Of probeer de zin waarop je wilt rijmen eens anders te formuleren. Stel dat je wilt beginnen met: ‘Sinterklaas heeft gehoord dat jij best wel vaak spijbelt’, dan loop je al snel vast, want op spijbelt rijmt vrijwel niets. Handiger is dan deze volgorde: ‘Jij spijbelt best wel vaak, heeft Sinterklaas gehoord’, met als alternatief bijvoorbeeld nog ‘heeft Sinterklaas vernomen’ of ‘zo kwam mij laatst ter ore’. Op gehoord, vernomen en ore(n) rijmt heel veel!
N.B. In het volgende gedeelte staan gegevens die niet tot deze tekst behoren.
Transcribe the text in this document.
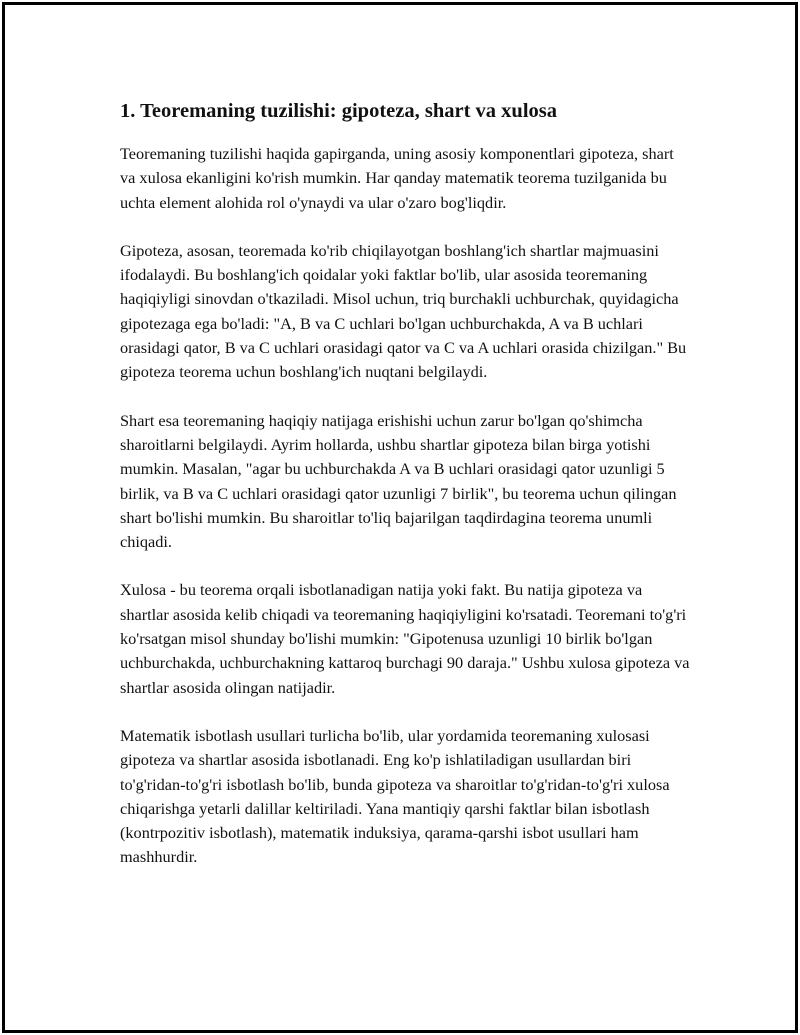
1. Teoremaning tuzilishi: gipoteza, shart va xulosa

Teoremaning tuzilishi haqida gapirganda, uning asosiy komponentlari gipoteza, shart va xulosa ekanligini ko'rish mumkin. Har qanday matematik teorema tuzilganida bu uchta element alohida rol o'ynaydi va ular o'zaro bog'liqdir.

Gipoteza, asosan, teoremada ko'rib chiqilayotgan boshlang'ich shartlar majmuasini ifodalaydi. Bu boshlang'ich qoidalar yoki faktlar bo'lib, ular asosida teoremaning haqiqiyligi sinovdan o'tkaziladi. Misol uchun, triq burchakli uchburchak, quyidagicha gipotezaga ega bo'ladi: "A, B va C uchlari bo'lgan uchburchakda, A va B uchlari orasidagi qator, B va C uchlari orasidagi qator va C va A uchlari orasida chizilgan." Bu gipoteza teorema uchun boshlang'ich nuqtani belgilaydi.

Shart esa teoremaning haqiqiy natijaga erishishi uchun zarur bo'lgan qo'shimcha sharoitlarni belgilaydi. Ayrim hollarda, ushbu shartlar gipoteza bilan birga yotishi mumkin. Masalan, "agar bu uchburchakda A va B uchlari orasidagi qator uzunligi 5 birlik, va B va C uchlari orasidagi qator uzunligi 7 birlik", bu teorema uchun qilingan shart bo'lishi mumkin. Bu sharoitlar to'liq bajarilgan taqdirdagina teorema unumli chiqadi.

Xulosa - bu teorema orqali isbotlanadigan natija yoki fakt. Bu natija gipoteza va shartlar asosida kelib chiqadi va teoremaning haqiqiyligini ko'rsatadi. Teoremani to'g'ri ko'rsatgan misol shunday bo'lishi mumkin: "Gipotenusa uzunligi 10 birlik bo'lgan uchburchakda, uchburchakning kattaroq burchagi 90 daraja." Ushbu xulosa gipoteza va shartlar asosida olingan natijadir.

Matematik isbotlash usullari turlicha bo'lib, ular yordamida teoremaning xulosasi gipoteza va shartlar asosida isbotlanadi. Eng ko'p ishlatiladigan usullardan biri to'g'ridan-to'g'ri isbotlash bo'lib, bunda gipoteza va sharoitlar to'g'ridan-to'g'ri xulosa chiqarishga yetarli dalillar keltiriladi. Yana mantiqiy qarshi faktlar bilan isbotlash (kontrpozitiv isbotlash), matematik induksiya, qarama-qarshi isbot usullari ham mashhurdir.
Verder kan het slim zijn om van tevoren in het kort te noteren welke elementen in je gedicht moeten voorkomen: eigenschappen van de ontvanger, nieuwe levensontwikkelingen, informatie of hints over het cadeau, situaties waarin het cadeau te gebruiken is, enz. Bijvoorbeeld: nieuwe baan, slordige kleding, rommel in huis, spiegel, zakdoeken, op kantoor. Je krijgt dan sneller een idee voor het verhaaltje dat je wilt vertellen.
Ritme
Het is prettig, ook voor de voorlezer én het publiek, als er een beetje goed ritme (metrum) in de tekst zit. De regel ‘Sinterklaas weet goed dat jij in dit jaar best veel hebt meegemaakt’ loopt minder mooi dan ‘Je hebt dit jaar veel meegemaakt, dat weet de Sint heel goed’. Probeer de zinnen voor jezelf voor te lezen en te luisteren of ze een mooie cadans hebben: ‘Je hébt dit jaar veel méégemaakt, dat wéét de Sint heel góéd’. Het kan helpen om een bepaald lied dat je goed kent (of een regel daaruit) in je hoofd te houden en dat ritme als houvast te gebruiken, zoals ‘We rijden met de trojka door het eindeloze woud’ of ‘Zie ginds komt de stoomboot uit Spanje weer aan’.
Over ritme gesproken: hou rekening met de klemtoon. ‘Sinterklaas ging op zoek / Naar een mooi stripboek’ is niet zo fraai, omdat de klemtoon in stripboek op strip ligt en niet op het rijmende deel van het woord. Als er geen goed alternatief is – een woord als plaatjesboek is voor het ritme weliswaar al beter, maar klinkt ook geforceerd – probeer dan de formulering aan te passen, bijvoorbeeld: ‘Je wilde graag een stripboek, liet je weten / Die zoektocht heeft de Sint flink laten zweten’. Of: ‘De goede oude Sint ziet wel een beetje pips / Na dagenlang te zoeken naar een boek met strips’.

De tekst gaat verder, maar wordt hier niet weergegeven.